Human beings, however, are NOT shot in accordance with FBI ballistics testing protocols. And even if they were, the terminal ballistics derived from such actual shootings WILL vary from their standardized testing protocol results. You cannot, for example, demonstrate an 18" penetration on my body because I'm not 18 inches thick in any direction across my stomach area.

FURTHER: The FBI DOES have statistics on various actual shootings of people and they CAN determine SOME useful information from that. They can say, for example, that victim A was shot with a certain bullet from a certain gun at a certain distance in a certain spot on the body at a certain angle and it did or did not demonstrate certain wound characteristics, such as depth of penetration, torn tissue damage, etc.

From such data, they can draw some conclusions about their own "standard" of penetration and how ammunition which falls within that criteria performs in the real world...in other words, does that famous 12" to 18" minimum penetration characteristic in ballistics gel actually seem to be capable of causing the damage they think it should.

The above is precisely why I consistently commented that any "equivalency" between what a bullet does to a body (and no two bodies are really "equivalent" to each other) and any simulant is for bullet penetration and expansion purposes, nothing else really. This position differs, of course, from Fackler, Roberts, and whoever else is like-minded.
 
Relevant facts are never a distraction to me, but something to be seriously considered.... The comment about wet pack was a response to another poster who assumed that just because I deem gel disruption significant, then so is disruption in wet pack ("magazines"), aside from "permanent" cavity. Since tensile forces in properly prepared wet pack are greater than in 10% standard ordnance gel and more closely approximate tensile forces in tissue (see that Ph.D. dissertation if relevant facts matter to you), I commented that disruption in wet pack outside of "permanent" cavity is not of interest to me.

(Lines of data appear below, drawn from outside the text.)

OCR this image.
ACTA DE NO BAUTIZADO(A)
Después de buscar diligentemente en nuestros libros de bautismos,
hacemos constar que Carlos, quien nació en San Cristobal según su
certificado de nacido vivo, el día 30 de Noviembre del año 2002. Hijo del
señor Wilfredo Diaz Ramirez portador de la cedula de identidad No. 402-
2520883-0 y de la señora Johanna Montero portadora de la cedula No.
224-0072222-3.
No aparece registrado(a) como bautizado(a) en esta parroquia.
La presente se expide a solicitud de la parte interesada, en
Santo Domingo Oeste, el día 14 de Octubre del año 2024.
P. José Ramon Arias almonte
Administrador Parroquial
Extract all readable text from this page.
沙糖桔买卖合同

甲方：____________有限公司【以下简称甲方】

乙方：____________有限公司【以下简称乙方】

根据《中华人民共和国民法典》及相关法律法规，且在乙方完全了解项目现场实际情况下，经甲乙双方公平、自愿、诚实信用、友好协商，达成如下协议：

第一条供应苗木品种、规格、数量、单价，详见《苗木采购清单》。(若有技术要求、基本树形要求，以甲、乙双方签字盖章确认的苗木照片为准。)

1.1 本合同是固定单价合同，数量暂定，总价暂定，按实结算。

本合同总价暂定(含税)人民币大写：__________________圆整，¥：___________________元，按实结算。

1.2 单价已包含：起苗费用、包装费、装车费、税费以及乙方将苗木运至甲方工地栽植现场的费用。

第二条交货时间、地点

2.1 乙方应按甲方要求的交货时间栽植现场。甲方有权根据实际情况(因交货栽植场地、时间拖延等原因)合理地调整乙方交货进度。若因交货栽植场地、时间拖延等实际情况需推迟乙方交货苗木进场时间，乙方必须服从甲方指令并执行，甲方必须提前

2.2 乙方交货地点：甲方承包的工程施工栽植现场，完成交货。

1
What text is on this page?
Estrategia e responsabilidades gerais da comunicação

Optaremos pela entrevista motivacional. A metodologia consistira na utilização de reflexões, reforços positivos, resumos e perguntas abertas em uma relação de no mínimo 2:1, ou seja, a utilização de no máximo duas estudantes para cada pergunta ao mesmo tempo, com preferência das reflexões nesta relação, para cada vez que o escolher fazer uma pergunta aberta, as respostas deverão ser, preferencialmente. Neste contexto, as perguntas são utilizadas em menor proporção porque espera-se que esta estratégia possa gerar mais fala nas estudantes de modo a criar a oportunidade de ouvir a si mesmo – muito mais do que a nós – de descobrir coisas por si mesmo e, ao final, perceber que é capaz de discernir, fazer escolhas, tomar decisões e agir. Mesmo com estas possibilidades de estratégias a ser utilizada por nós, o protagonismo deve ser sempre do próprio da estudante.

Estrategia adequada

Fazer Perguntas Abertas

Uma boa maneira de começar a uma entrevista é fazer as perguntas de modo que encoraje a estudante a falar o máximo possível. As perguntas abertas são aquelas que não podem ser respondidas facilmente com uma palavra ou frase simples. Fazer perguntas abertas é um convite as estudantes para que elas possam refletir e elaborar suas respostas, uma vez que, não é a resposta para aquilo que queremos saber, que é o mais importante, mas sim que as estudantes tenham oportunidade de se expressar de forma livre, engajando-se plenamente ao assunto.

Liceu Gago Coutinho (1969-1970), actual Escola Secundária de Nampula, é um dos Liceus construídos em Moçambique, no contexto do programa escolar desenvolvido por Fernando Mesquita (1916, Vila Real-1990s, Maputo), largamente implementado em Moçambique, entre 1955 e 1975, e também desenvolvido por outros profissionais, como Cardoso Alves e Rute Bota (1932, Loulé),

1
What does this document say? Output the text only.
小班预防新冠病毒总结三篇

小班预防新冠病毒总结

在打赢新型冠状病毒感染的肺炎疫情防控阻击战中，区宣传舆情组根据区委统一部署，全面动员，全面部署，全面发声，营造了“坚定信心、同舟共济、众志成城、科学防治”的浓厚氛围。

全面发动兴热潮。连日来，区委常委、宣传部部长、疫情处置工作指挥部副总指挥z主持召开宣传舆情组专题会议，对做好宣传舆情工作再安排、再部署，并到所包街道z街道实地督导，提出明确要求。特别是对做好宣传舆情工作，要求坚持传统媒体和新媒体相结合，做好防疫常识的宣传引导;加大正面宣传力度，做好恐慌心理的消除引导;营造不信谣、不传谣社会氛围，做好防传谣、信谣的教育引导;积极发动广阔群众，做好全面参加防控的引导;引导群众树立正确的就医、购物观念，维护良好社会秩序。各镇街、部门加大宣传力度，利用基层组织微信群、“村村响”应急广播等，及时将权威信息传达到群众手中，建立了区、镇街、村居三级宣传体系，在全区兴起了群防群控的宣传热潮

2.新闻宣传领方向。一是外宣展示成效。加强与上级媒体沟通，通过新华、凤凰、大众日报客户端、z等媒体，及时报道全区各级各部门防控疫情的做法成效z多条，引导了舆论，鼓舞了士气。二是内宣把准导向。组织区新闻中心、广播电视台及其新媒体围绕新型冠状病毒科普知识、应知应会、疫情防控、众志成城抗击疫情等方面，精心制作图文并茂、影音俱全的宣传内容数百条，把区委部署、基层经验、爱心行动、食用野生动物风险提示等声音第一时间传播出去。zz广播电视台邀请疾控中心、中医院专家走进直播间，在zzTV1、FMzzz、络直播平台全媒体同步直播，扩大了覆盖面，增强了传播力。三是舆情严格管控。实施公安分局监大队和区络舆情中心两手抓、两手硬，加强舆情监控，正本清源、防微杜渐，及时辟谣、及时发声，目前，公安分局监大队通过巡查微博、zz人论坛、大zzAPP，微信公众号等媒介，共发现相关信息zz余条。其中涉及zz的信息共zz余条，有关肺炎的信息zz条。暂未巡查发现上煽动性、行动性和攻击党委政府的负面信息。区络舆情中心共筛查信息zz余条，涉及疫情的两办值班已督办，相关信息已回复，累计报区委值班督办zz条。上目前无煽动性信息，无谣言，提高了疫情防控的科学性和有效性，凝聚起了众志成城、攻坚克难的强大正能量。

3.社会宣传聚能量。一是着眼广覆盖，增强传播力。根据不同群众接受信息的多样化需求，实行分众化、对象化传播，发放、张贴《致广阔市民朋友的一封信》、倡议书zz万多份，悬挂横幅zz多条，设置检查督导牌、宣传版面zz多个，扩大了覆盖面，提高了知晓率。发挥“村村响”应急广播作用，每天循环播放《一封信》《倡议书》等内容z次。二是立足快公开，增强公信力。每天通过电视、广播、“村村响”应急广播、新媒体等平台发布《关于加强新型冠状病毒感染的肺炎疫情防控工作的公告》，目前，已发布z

If nothing else, it seems that the false notion of necessary and sufficient condition of bulk density and sonic velocity equivalency for 10% standard gel to soft tissue bullet penetration/expansion "equivalency" has been debunked; the remaining stumbling block seems to be "equivalency" of viscous forces in gel vs. various forces in tissue. Fortunately, for those who are fact-minded that question has been adequately addressed by the data presented in that Ph.D. dissertation referenced before. Carry on!

Try as you may to change the present subject (which is your claimed ability to support the speculative position "of better correlation of tensile/shear forces in properly prepared wet pack and tissue overall"); for those who are actually ''fact-minded'' it remains clearly evident that you've yet to provide any actual proof that your speculative musings are valid. So you've conducted testing which have produced findings that demonstrate the "better correlation of tensile/shear forces in properly prepared wet pack and tissue overall"? Where might your test findings be reviewed for those who are indeed "fact-minded"? o_O
 
Try as you may to change the present subject (which is your claimed ability to support the speculative position "of better correlation of tensile/shear forces in properly prepared wet pack and tissue overall"); for those who are actually ''fact-minded'' it remains clearly evident that you've yet to provide any actual proof that your speculative musings are valid. So you've conducted testing which have produced findings that demonstrate the "better correlation of tensile/shear forces in properly prepared wet pack and tissue overall"? Where might your test findings be reviewed for those who are indeed "fact-minded"? o_O

If you become fact-minded first try to learn something from the tensile strength tests of various tissues presented in research that I previously mentioned; however, if you still adhere to the false notion that you repeatedly expressed over time about necessity and sufficiency of bulk modulus and sonic velocity equivalency to insure simulant "equivalency" to soft-tissue, then no findings will be relevant.